Scoop & Prepare for Baking
- Line a large baking sheet with parchment paper. Using a kitchen scale for precision, measure out nine even 4-ounce scoops of cookie dough. Place them evenly on the prepared baking sheet, ensuring you leave plenty of space between each one for spreading.
Bake
- Bake your cookies at 375°F (190°C) for 13-14 minutes. Take them out when they still look slightly underdone in the center.
Pan-Bang & Swirl
- Immediately upon removing the baking sheet from the oven, gently but firmly smack the hot baking sheet on the counter a few times. This helps to flatten the cookies slightly and create those gorgeous crinkly tops.
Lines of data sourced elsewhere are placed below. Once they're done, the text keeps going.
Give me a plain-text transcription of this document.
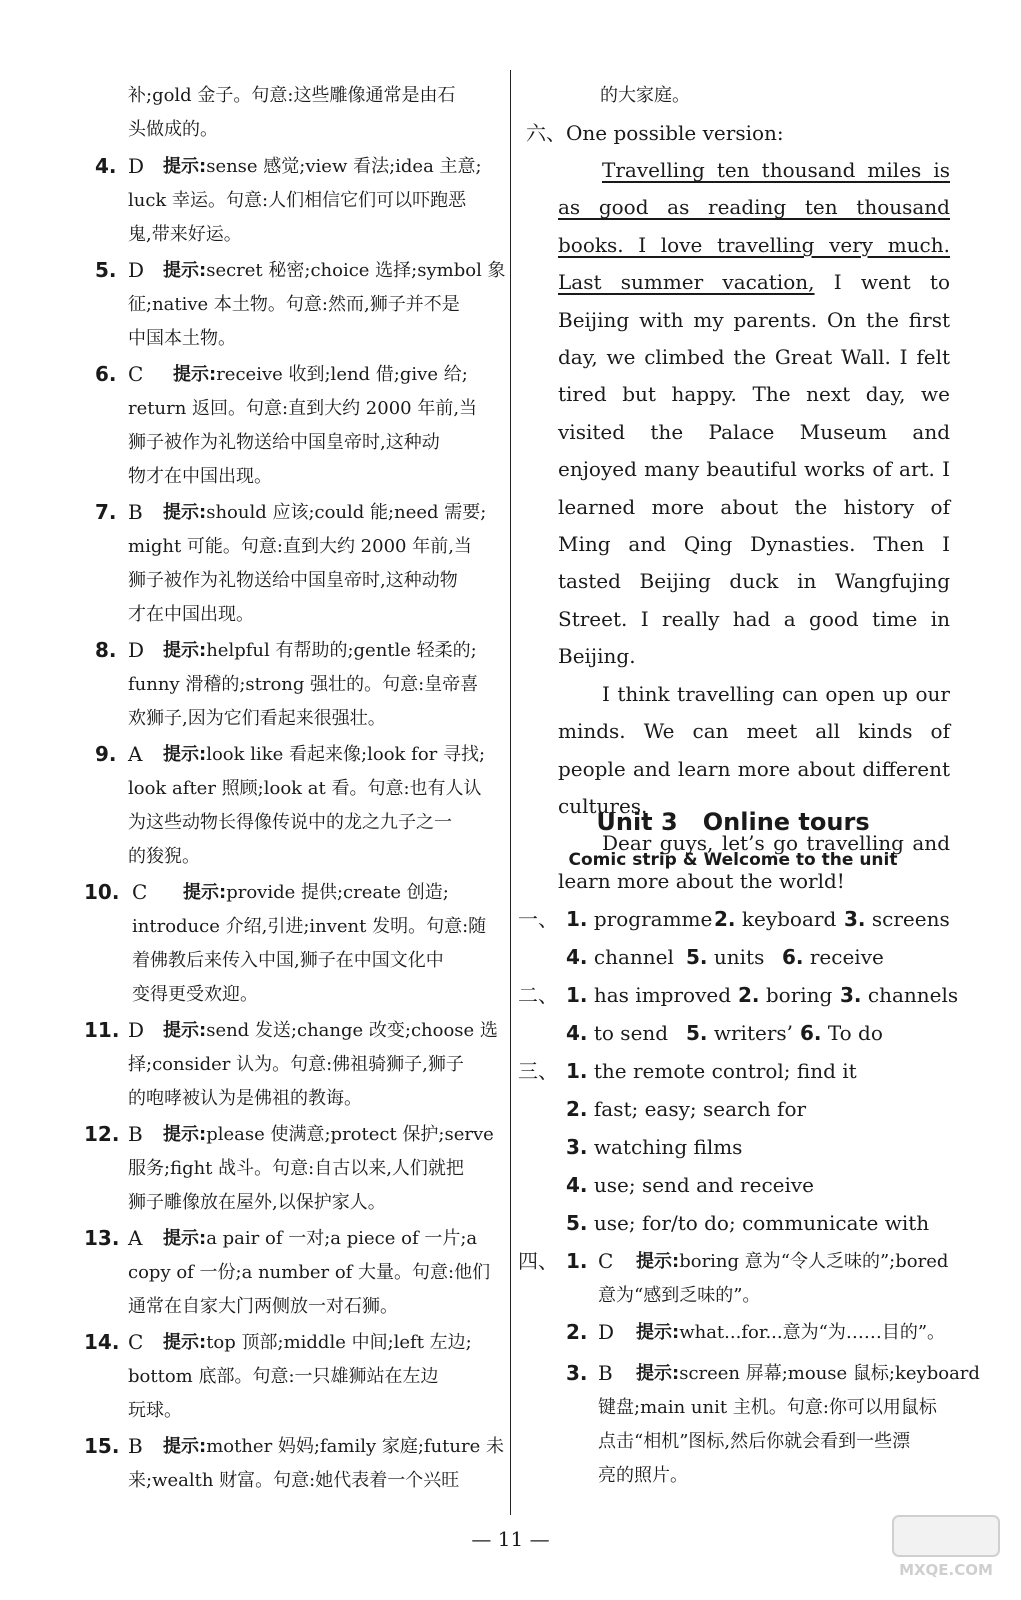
补;gold 金子。句意:这些雕像通常是由石
头做成的。
4. D 提示:sense 感觉;view 看法;idea 主意;
luck 幸运。句意:人们相信它们可以吓跑恶
鬼,带来好运。
5. D 提示:secret 秘密;choice 选择;symbol 象
征;native 本土物。句意:然而,狮子并不是
中国本土物。
6. C 提示:receive 收到;lend 借;give 给;
return 返回。句意:直到大约 2000 年前,当
狮子被作为礼物送给中国皇帝时,这种动
物才在中国出现。
7. B 提示:should 应该;could 能;need 需要;
might 可能。句意:直到大约 2000 年前,当
狮子被作为礼物送给中国皇帝时,这种动物
才在中国出现。
8. D 提示:helpful 有帮助的;gentle 轻柔的;
funny 滑稽的;strong 强壮的。句意:皇帝喜
欢狮子,因为它们看起来很强壮。
9. A 提示:look like 看起来像;look for 寻找;
look after 照顾;look at 看。句意:也有人认
为这些动物长得像传说中的龙之九子之一
的狻猊。
10. C 提示:provide 提供;create 创造;
introduce 介绍,引进;invent 发明。句意:随
着佛教后来传入中国,狮子在中国文化中
变得更受欢迎。
11. D 提示:send 发送;change 改变;choose 选
择;consider 认为。句意:佛祖骑狮子,狮子
的咆哮被认为是佛祖的教诲。
12. B 提示:please 使满意;protect 保护;serve
服务;fight 战斗。句意:自古以来,人们就把
狮子雕像放在屋外,以保护家人。
13. A 提示:a pair of 一对;a piece of 一片;a
copy of 一份;a number of 大量。句意:他们
通常在自家大门两侧放一对石狮。
14. C 提示:top 顶部;middle 中间;left 左边;
bottom 底部。句意:一只雄狮站在左边
玩球。
15. B 提示:mother 妈妈;family 家庭;future 未
来;wealth 财富。句意:她代表着一个兴旺
的大家庭。
六、One possible version:

Travelling ten thousand miles is as good as reading ten thousand books. I love travelling very much. Last summer vacation, I went to Beijing with my parents. On the first day, we climbed the Great Wall. I felt tired but happy. The next day, we visited the Palace Museum and enjoyed many beautiful works of art. I learned more about the history of Ming and Qing Dynasties. Then I tasted Beijing duck in Wangfujing Street. I really had a good time in Beijing.

I think travelling can open up our minds. We can meet all kinds of people and learn more about different cultures.

Dear guys, let’s go travelling and learn more about the world!

Unit 3   Online tours
Comic strip & Welcome to the unit
一、 1. programme 2. keyboard 3. screens
4. channel 5. units 6. receive
二、 1. has improved 2. boring 3. channels
4. to send 5. writers’ 6. To do
三、 1. the remote control; find it
2. fast; easy; search for
3. watching films
4. use; send and receive
5. use; for/to do; communicate with
四、 1. C 提示:boring 意为“令人乏味的”;bored
意为“感到乏味的”。
2. D 提示:what...for...意为“为……目的”。
3. B 提示:screen 屏幕;mouse 鼠标;keyboard
键盘;main unit 主机。句意:你可以用鼠标
点击“相机”图标,然后你就会看到一些漂
亮的照片。
— 11 —
MXQE.COM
While the cookies are still warm and pliable, use a slightly larger bowl or cup to gently swirl around the edges of each cookie to form them into beautifully perfect circles. Finish with a generous sprinkle of flaky salt on top for a delightful textural and flavor contrast.
Cool & Enjoy
- Allow the cookies to cool on the baking sheet for at least 15 minutes before devouring them.
Nutrition
Notes
These cookies store well in an airtight container at room temperature for 3-4 days. You can prepare the dough and chill it for up to 3 days in the refrigerator, or freeze scooped dough balls for 1-2 months. Reheat leftover cookies briefly in the microwave for 10-15 seconds or in a low oven (around 300°F/150°C) for a few minutes for fresh-from-the-oven warmth. Nutrition information is estimated based on common ingredients and serving sizes and may vary.